A las 7:30 p.m., cuando los comerciantes de la avenida 8 con calle 9 van cerrando sus locales para ir a descansar, los misioneros del Aguapanelazo Cúcuta hasta ahora empiezan a llegar al parque Mercedes Ábrego.
Llegan cargados de enormes termos de aguapanela fría y bolsas de pan, para regalarles a los habitantes de la calle un bocado; pero ellos, a diferencia de los demás voluntarios que realizan estas mismas acciones, llevan la merienda como una excusa para pasar un rato con los indigentes.
— ¿Quiénes somos?, pregunta a todo pulmón uno de los líderes del voluntariado.
— Misioneros, responde en coro el grupo, que sobrepasa las 40 personas.
— ¿A qué venimos?, sigue la arenga.
— A misionar, responde eufórica Yuleima, 36 años, y habitante de la calle, al ritmo de los bombos y tambores que empiezan a resonar en pleno parque.
Con este cántico, que pareciera sacado de un estribillo de una barra futbolera por su ritmo y el sonido de los tambores, los misioneros empiezan a llamar a los indigentes.
En menos de cinco minutos todas las personas del parque hacen un círculo para empezar con la merienda y el jolgorio.
Juan Manuel Carvajal, 18 años, toma la vocería e invita al público a elevar una oración. Acto seguido invita a sus compañeros a abrazar a quien tengan a su lado.
Uno de los jóvenes más novatos, mira hacia un lado y su compañera más cercana es Yuleima, trata de desviar la mirada en busca de otra persona, porque la ve sucia, descalza y con un enorme parche de orines en su pantaloneta.
Sin embargo, uno de los líderes lo observa y lo invita a abrazarla. Sin más remedio lo hace, y la indigente lo premia con un beso en la mejilla. Todos ríen, incluyendo el tímido joven.
Y es que una de las premisas del aguapanelazo es que todos son iguales y no deben discriminar, señalar, ni despreciar a los habitantes de la calle, pues su misión va más allá de llevar una porción de comida, su misión es más humana y se hace con el corazón.
Esto es, precisamente, lo que anima a los indigentes a unirse a la celebración de aguapanela y pan, pues durante los 60 minutos que dura el encuentro nadie los señala ni los mira con desprecio, ni mucho menos cruza de acera sujetando su bolso por miedo a que lo roben.
Mientras un grupo reparte los alimentos, otro se cuadra en otra esquina para repartir la ropa que consiguieron durante la semana; un equipo más se encarga de adelantar un censo con los participantes.
Todos hacen fila sin chistar y reciben con una gran sonrisa la aguapanela.
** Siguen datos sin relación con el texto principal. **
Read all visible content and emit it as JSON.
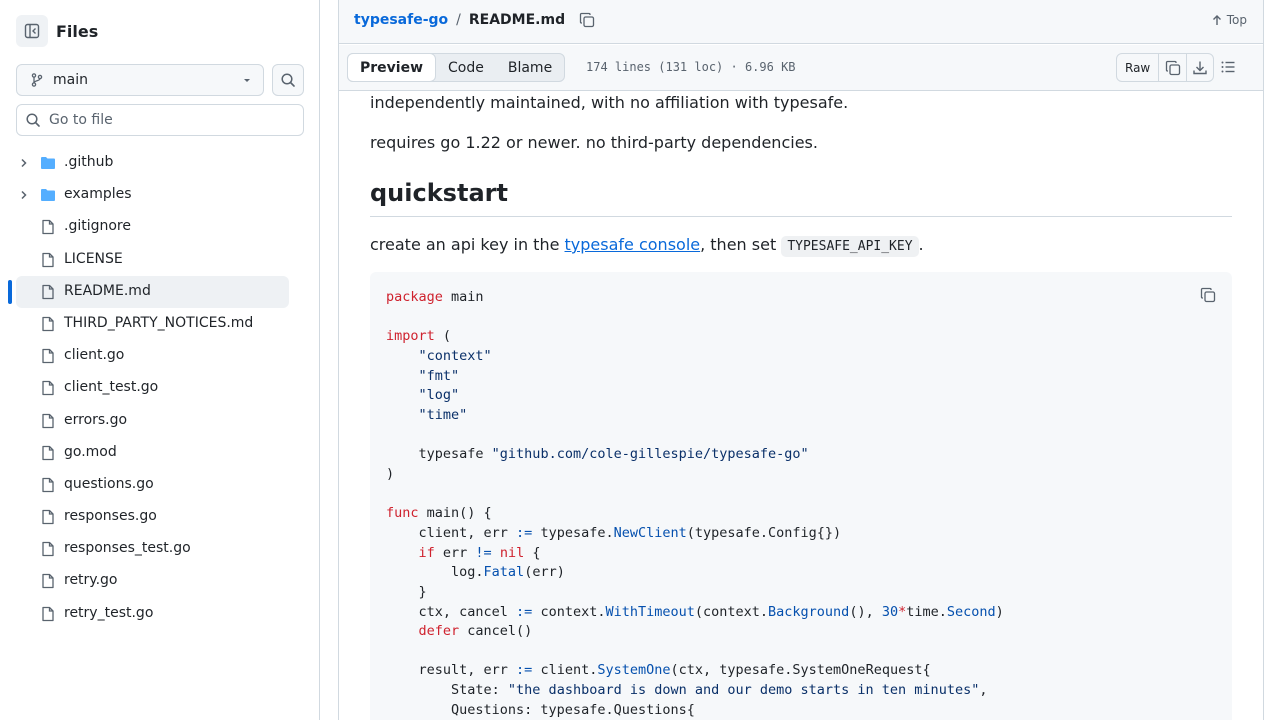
{
  "sidebar": {
    "title": "Files",
    "branch": "main",
    "goto_placeholder": "Go to file",
    "items": [
      {
        "name": ".github",
        "type": "folder"
      },
      {
        "name": "examples",
        "type": "folder"
      },
      {
        "name": ".gitignore",
        "type": "file"
      },
      {
        "name": "LICENSE",
        "type": "file"
      },
      {
        "name": "README.md",
        "type": "file",
        "selected": true
      },
      {
        "name": "THIRD_PARTY_NOTICES.md",
        "type": "file"
      },
      {
        "name": "client.go",
        "type": "file"
      },
      {
        "name": "client_test.go",
        "type": "file"
      },
      {
        "name": "errors.go",
        "type": "file"
      },
      {
        "name": "go.mod",
        "type": "file"
      },
      {
        "name": "questions.go",
        "type": "file"
      },
      {
        "name": "responses.go",
        "type": "file"
      },
      {
        "name": "responses_test.go",
        "type": "file"
      },
      {
        "name": "retry.go",
        "type": "file"
      },
      {
        "name": "retry_test.go",
        "type": "file"
      }
    ]
  },
  "header": {
    "repo": "typesafe-go",
    "separator": "/",
    "file": "README.md",
    "top_label": "Top"
  },
  "toolbar": {
    "tabs": [
      "Preview",
      "Code",
      "Blame"
    ],
    "active_tab": "Preview",
    "meta": "174 lines (131 loc) · 6.96 KB",
    "raw_label": "Raw"
  },
  "readme": {
    "p1": "independently maintained, with no affiliation with typesafe.",
    "p2": "requires go 1.22 or newer. no third-party dependencies.",
    "heading": "quickstart",
    "p3_before": "create an api key in the ",
    "p3_link": "typesafe console",
    "p3_middle": ", then set ",
    "p3_code": "TYPESAFE_API_KEY",
    "p3_after": ".",
    "code_lines": [
      [
        [
          "kw",
          "package"
        ],
        [
          "t",
          " main"
        ]
      ],
      [],
      [
        [
          "kw",
          "import"
        ],
        [
          "t",
          " ("
        ]
      ],
      [
        [
          "t",
          "    "
        ],
        [
          "str",
          "\"context\""
        ]
      ],
      [
        [
          "t",
          "    "
        ],
        [
          "str",
          "\"fmt\""
        ]
      ],
      [
        [
          "t",
          "    "
        ],
        [
          "str",
          "\"log\""
        ]
      ],
      [
        [
          "t",
          "    "
        ],
        [
          "str",
          "\"time\""
        ]
      ],
      [],
      [
        [
          "t",
          "    typesafe "
        ],
        [
          "str",
          "\"github.com/cole-gillespie/typesafe-go\""
        ]
      ],
      [
        [
          "t",
          ")"
        ]
      ],
      [],
      [
        [
          "kw",
          "func"
        ],
        [
          "t",
          " main() {"
        ]
      ],
      [
        [
          "t",
          "    client, err "
        ],
        [
          "op",
          ":="
        ],
        [
          "t",
          " typesafe."
        ],
        [
          "fn",
          "NewClient"
        ],
        [
          "t",
          "(typesafe.Config{})"
        ]
      ],
      [
        [
          "t",
          "    "
        ],
        [
          "kw",
          "if"
        ],
        [
          "t",
          " err "
        ],
        [
          "op",
          "!="
        ],
        [
          "t",
          " "
        ],
        [
          "kw",
          "nil"
        ],
        [
          "t",
          " {"
        ]
      ],
      [
        [
          "t",
          "        log."
        ],
        [
          "fn",
          "Fatal"
        ],
        [
          "t",
          "(err)"
        ]
      ],
      [
        [
          "t",
          "    }"
        ]
      ],
      [
        [
          "t",
          "    ctx, cancel "
        ],
        [
          "op",
          ":="
        ],
        [
          "t",
          " context."
        ],
        [
          "fn",
          "WithTimeout"
        ],
        [
          "t",
          "(context."
        ],
        [
          "fn",
          "Background"
        ],
        [
          "t",
          "(), "
        ],
        [
          "op",
          "30"
        ],
        [
          "kw",
          "*"
        ],
        [
          "t",
          "time."
        ],
        [
          "fn",
          "Second"
        ],
        [
          "t",
          ")"
        ]
      ],
      [
        [
          "t",
          "    "
        ],
        [
          "kw",
          "defer"
        ],
        [
          "t",
          " cancel()"
        ]
      ],
      [],
      [
        [
          "t",
          "    result, err "
        ],
        [
          "op",
          ":="
        ],
        [
          "t",
          " client."
        ],
        [
          "fn",
          "SystemOne"
        ],
        [
          "t",
          "(ctx, typesafe.SystemOneRequest{"
        ]
      ],
      [
        [
          "t",
          "        State: "
        ],
        [
          "str",
          "\"the dashboard is down and our demo starts in ten minutes\""
        ],
        [
          "t",
          ","
        ]
      ],
      [
        [
          "t",
          "        Questions: typesafe.Questions{"
        ]
      ]
    ]
  }
}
Ninguno se va, todos esperan al postre, representado en 20 minutos de baile y risas.
Cuarenta minutos después los misioneros se despiden e inician una nueva ruta por el centro de Cúcuta. El parque Lineal es su nueva parada.
Los cánticos vuelven a aparecer, y entre brincos, y aplausos convidan a unos cuantos a su siguiente parada.
Yuleima, quien está estrenando pantalón, camisa y zapatos, se les pega.
Al llegar al parque Lineal el ambiente es más lúgubre y silencioso. La mayoría de indigentes está durmiendo en el suelo.
Los misioneros interrumpen el silencio con sus arengas y poco a poco los van levantando del letargo producto del alcohol y de las drogas.
Como muy pocos acuden al primer llamado, el grupo se separa y cada misionero tiene la tarea de llevar a un indigente al círculo de alegría.
Aunque esta vez las Misioneras de la Caridad, llegaron primero desde San Luis con arepas y chocolate, los indigentes no abandonan a sus amigos del aguapanelazo y se unen al círculo con la comida de las religiosas.
Uno de ellos, Pedro Coco, quien luce una desgastada y sucia camiseta de la Selección Colombia, toma la vocería y hace la oración agradeciendo el acompañamiento de los misioneros.
Todos toman su ración y siguen animados por los tambores y el canto de los jóvenes.
Ninguno dice una mala palabra, ninguno pelea, y todos sonríen porque por los siguientes 20 minutos se sentirán más acompañados y aceptados que nunca.